Evet, devlet tedbirler alsın, kanunlar çıkarsın, cezai müeyyideleri ağırlaştırsın. Ancak kanunla, polisle, mahkemeyle adalet, merhamet, onur ve şeref duygusu kazandırılabilir mi kendimizi sorgulayalım?

Toplum, aile, eğitim, kültür kurumları, Siyasi politika ahlaki değerlerimiz ve adalet merkezli yaptırımlarla kendini yeniden inşa etmeli. Toplum ve ülke olarak olarak sapkınlığı temsil eden hayat tarzlarına ve rol modellere karşı kapsamlı bir mücadele yürütmek gerekiyor. Hem sapkın hayatların propagandası yapılsın hem de nereye gidiyor gençlik, ne oluyor topluma diye veryansın yapalım…

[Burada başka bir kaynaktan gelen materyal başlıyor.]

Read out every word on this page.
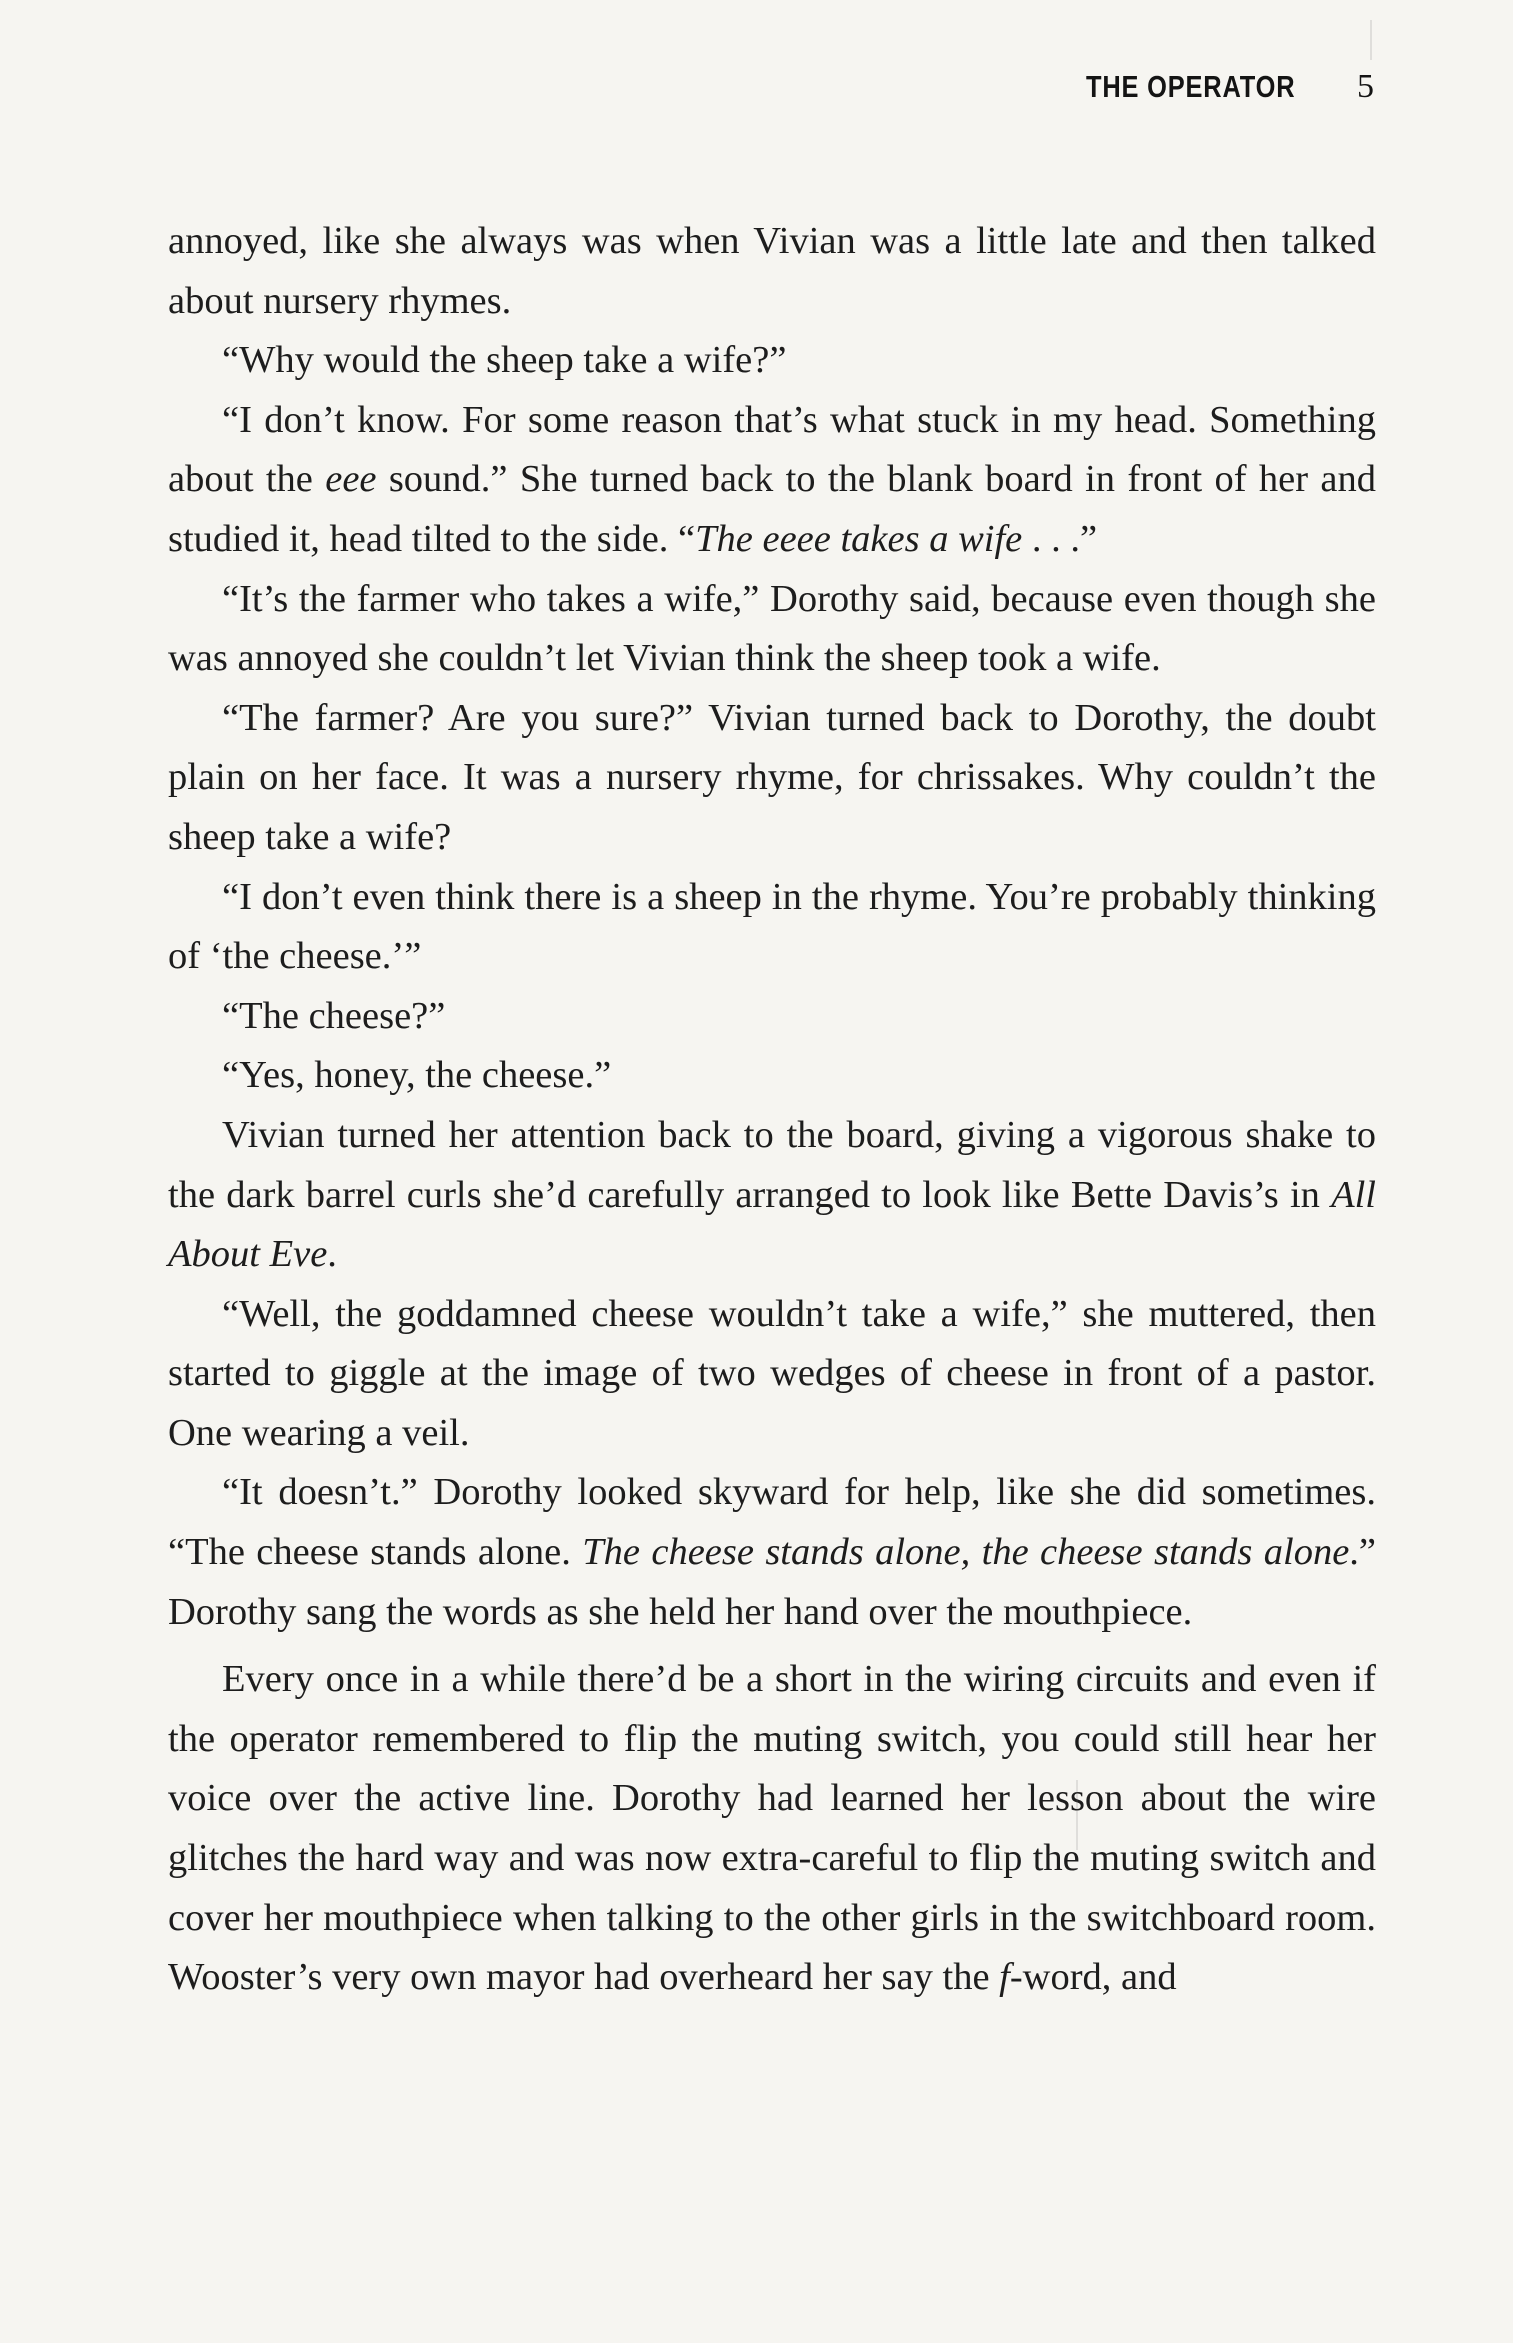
THE OPERATOR 5

annoyed, like she always was when Vivian was a little late and then talked about nursery rhymes.

“Why would the sheep take a wife?”

“I don’t know. For some reason that’s what stuck in my head. Something about the eee sound.” She turned back to the blank board in front of her and studied it, head tilted to the side. “The eeee takes a wife . . .”

“It’s the farmer who takes a wife,” Dorothy said, because even though she was annoyed she couldn’t let Vivian think the sheep took a wife.

“The farmer? Are you sure?” Vivian turned back to Dorothy, the doubt plain on her face. It was a nursery rhyme, for chrissakes. Why couldn’t the sheep take a wife?

“I don’t even think there is a sheep in the rhyme. You’re probably thinking of ‘the cheese.’”

“The cheese?”

“Yes, honey, the cheese.”

Vivian turned her attention back to the board, giving a vigorous shake to the dark barrel curls she’d carefully arranged to look like Bette Davis’s in All About Eve.

“Well, the goddamned cheese wouldn’t take a wife,” she muttered, then started to giggle at the image of two wedges of cheese in front of a pastor. One wearing a veil.

“It doesn’t.” Dorothy looked skyward for help, like she did sometimes. “The cheese stands alone. The cheese stands alone, the cheese stands alone.” Dorothy sang the words as she held her hand over the mouthpiece.

Every once in a while there’d be a short in the wiring circuits and even if the operator remembered to flip the muting switch, you could still hear her voice over the active line. Dorothy had learned her lesson about the wire glitches the hard way and was now extra-careful to flip the muting switch and cover her mouthpiece when talking to the other girls in the switchboard room. Wooster’s very own mayor had overheard her say the f-word, and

Hem her türlüsüyle cinsellik ve şiddetin kışkırtılmasına taraf olup hem de tecavüz, intihar ve istismarların, cinayetlerin önünü almaya soyunduğunu iddia etmek hem de Kötülüğü, çirkinliği, yalan ve iftirayı, teşhircilik ve aldatmayı, ahlaki yoksunluğun modeli filimler, diziler, magazin haberciliği adı altında destek vererek edepli ve vefalı, namuslu ve şerefli, merhametli ve adaletli bir toplumda hayat sürememiz beklenemez.

Gerçekten merhamet duygularımız güçlüyse, hakikaten adalete inanıyor ve toplumun geleceğini bu depresif iklimden korumak istiyorsak evrensel ahlakın ilkelerine sahip çıkmak, kültürümüzü ve değerlerimizi korumak zorundayız.

Şeytanın ve dostlarının adımlarını izleyen hiçbir fert ve topluma huzur ve sükunet nasip olmamıştır.